Future Tense

MTV’s Sway Just Asked Obama the Climate Question Everyone’s Been Waiting For

MTV's Sway

Sway.

Photo by Cindy Ord/Getty Images for BET

Jim Lehrer didn’t do it. Martha Raddatz didn’t do it. Candy Crowley “almost” did it. Bob Schieffer wishes he had been able to do it.

Sway Calloway, a DJ and media personality known for giving rappers Eminem and Notorious B.I.G. their first radio airplay, finally did it. In an interview with President Obama that aired on MTV on Friday evening, Sway asked a question about climate change.

“Until this year, global climate change has been discussed in every presidential debate since 1988,” Sway said, sitting with Obama in the White House’s Blue Room. (That’s not exactly right—he should have said it’s been asked in at least one debate in every presidential campaign cycle since 1988. But close enough.) “It was a big part of your previous campaign but has been pushed back on the back burner.

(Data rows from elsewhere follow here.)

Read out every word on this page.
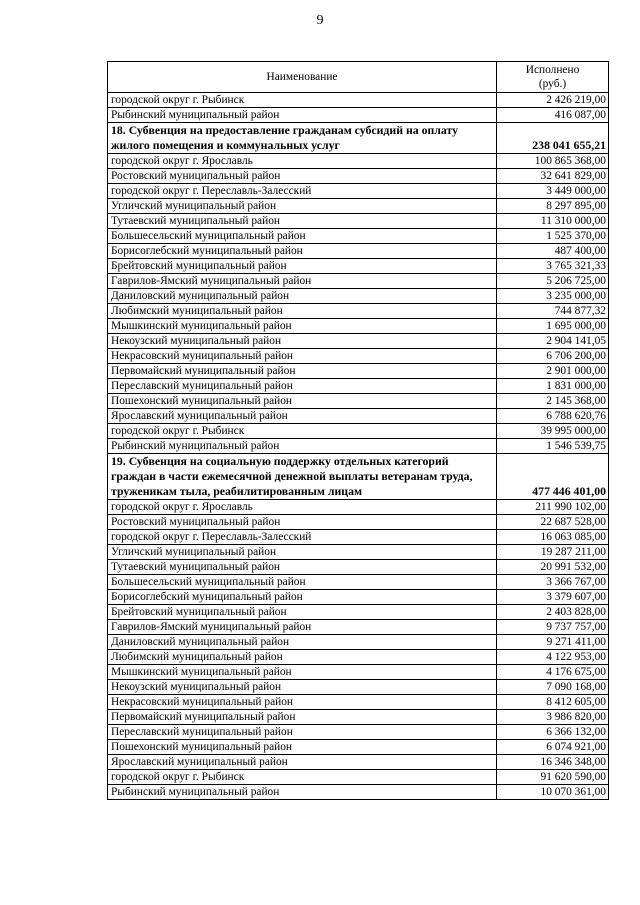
9
Наименование	Исполнено
(руб.)
городской округ г. Рыбинск	2 426 219,00
Рыбинский муниципальный район	416 087,00
18. Субвенция на предоставление гражданам субсидий на оплату жилого помещения и коммунальных услуг	238 041 655,21
городской округ г. Ярославль	100 865 368,00
Ростовский муниципальный район	32 641 829,00
городской округ г. Переславль-Залесский	3 449 000,00
Угличский муниципальный район	8 297 895,00
Тутаевский муниципальный район	11 310 000,00
Большесельский муниципальный район	1 525 370,00
Борисоглебский муниципальный район	487 400,00
Брейтовский муниципальный район	3 765 321,33
Гаврилов-Ямский муниципальный район	5 206 725,00
Даниловский муниципальный район	3 235 000,00
Любимский муниципальный район	744 877,32
Мышкинский муниципальный район	1 695 000,00
Некоузский муниципальный район	2 904 141,05
Некрасовский муниципальный район	6 706 200,00
Первомайский муниципальный район	2 901 000,00
Переславский муниципальный район	1 831 000,00
Пошехонский муниципальный район	2 145 368,00
Ярославский муниципальный район	6 788 620,76
городской округ г. Рыбинск	39 995 000,00
Рыбинский муниципальный район	1 546 539,75
19. Субвенция на социальную поддержку отдельных категорий граждан в части ежемесячной денежной выплаты ветеранам труда, труженикам тыла, реабилитированным лицам	477 446 401,00
городской округ г. Ярославль	211 990 102,00
Ростовский муниципальный район	22 687 528,00
городской округ г. Переславль-Залесский	16 063 085,00
Угличский муниципальный район	19 287 211,00
Тутаевский муниципальный район	20 991 532,00
Большесельский муниципальный район	3 366 767,00
Борисоглебский муниципальный район	3 379 607,00
Брейтовский муниципальный район	2 403 828,00
Гаврилов-Ямский муниципальный район	9 737 757,00
Даниловский муниципальный район	9 271 411,00
Любимский муниципальный район	4 122 953,00
Мышкинский муниципальный район	4 176 675,00
Некоузский муниципальный район	7 090 168,00
Некрасовский муниципальный район	8 412 605,00
Первомайский муниципальный район	3 986 820,00
Переславский муниципальный район	6 366 132,00
Пошехонский муниципальный район	6 074 921,00
Ярославский муниципальный район	16 346 348,00
городской округ г. Рыбинск	91 620 590,00
Рыбинский муниципальный район	10 070 361,00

Given the urgency of the threat, do you feel that we’re moving quickly enough on this issue, number one? And number two, Samatha from New Jersey wants to know, what will you do to make it a priority?”

The short answers: No, we’re not moving quickly enough. And no, I’m not really going to do anything in particular to make it a priority.

I’ve transcribed Obama’s response in full:

Well the answer is, number one, we’re not moving as fast as we need to. And this is an issue that future generations, MTV viewers, are going to have to be dealing with even more than the older generation is. And so this is a critical issue. And there’s a huge contrast in this campaign between myself and Governor Romney. I’m surprised it didn’t come up in one of the debates.

Governor Romney says he believes in climate change. That’s different than a lot of the members of his own party who just deny it completely. But he says he’s not sure that man-made causes are the reason. I believe scientists, who say that we’re putting too much carbon emissions into the atmostphere, and it’s heating the planet, and it’s going to have a severe effect.

So there are a couple things that we have already done over the last four years. Number one, we doubled fuel-efficiency standards on cars and trucks. That’s the first increase in 30 years in the fuel-mileage standards. And as a consequence we’ll be taking huge amounts of carbon out of the atmosphere, even as we’re also saving folks money at the pump and reducing our dependence on foreign oil. We’ve doubled clean-energy production: wind, solar, biofuels. And that means that increasingly people are getting—you know, electricity companies are generating power without the use of carbon-producing fuels. And that’s helping as well. The next step is to deal with buildings and really ramp up our efficiency in buildings. You know, if we had the same energy efficiency as Japan, we would cut our energy use by about 20 percent. And that means we’d be taking a whole lot of carbon out of our atmosphere. And if we do those things, we can meet the targets that I negotiated with other countries in Copenhagen to bring our carbon emissions down by about 17 percent, even as we’re creating good jobs in these industries.

In order for us to solve the whole problem, though, we’re going to have to have some technological breakthroughs. Because countries like China and India, they’re building coal-fired power plants. You know, they feel that they have to prioritize getting people out of poverty ahead of climate change. So what we have to do is help them and help ourselves by continuing to put money into research and technology about how do we really get the new sources of power that are going to make a difference.

A follow-up would have been nice. If you believe that green building standards alone are going to result in a 17 percent reduction in carbon emissions, then Obama might have a LEED-certified bridge to sell you. But at least he acknowledged that the emissions-reduction targets are still on the radar screen, even if he doesn’t have a real plan to meet them.

A real plan would probably involve taking another shot at serious climate legislation, such as cap-and-trade or a carbon tax, an idea that died very early in Obama’s first term. And it’s noteowrthy that Obama didn’t even mention the most serious effort that his administration is in fact taking, which is regulating carbon emissions through the EPA. That effort, branded a “war on coal” by Romney and other Republicans, is a sensitive subject in southeastern Ohio, where Obama desperately needs votes on Nov. 6.

Meanwhile, he seemed to stand by his policy of investing in alternative-energy technology, a program that has met with mixed results (and unrelenting Republican opposition). That’s something that would almost surely end under a Romney administration.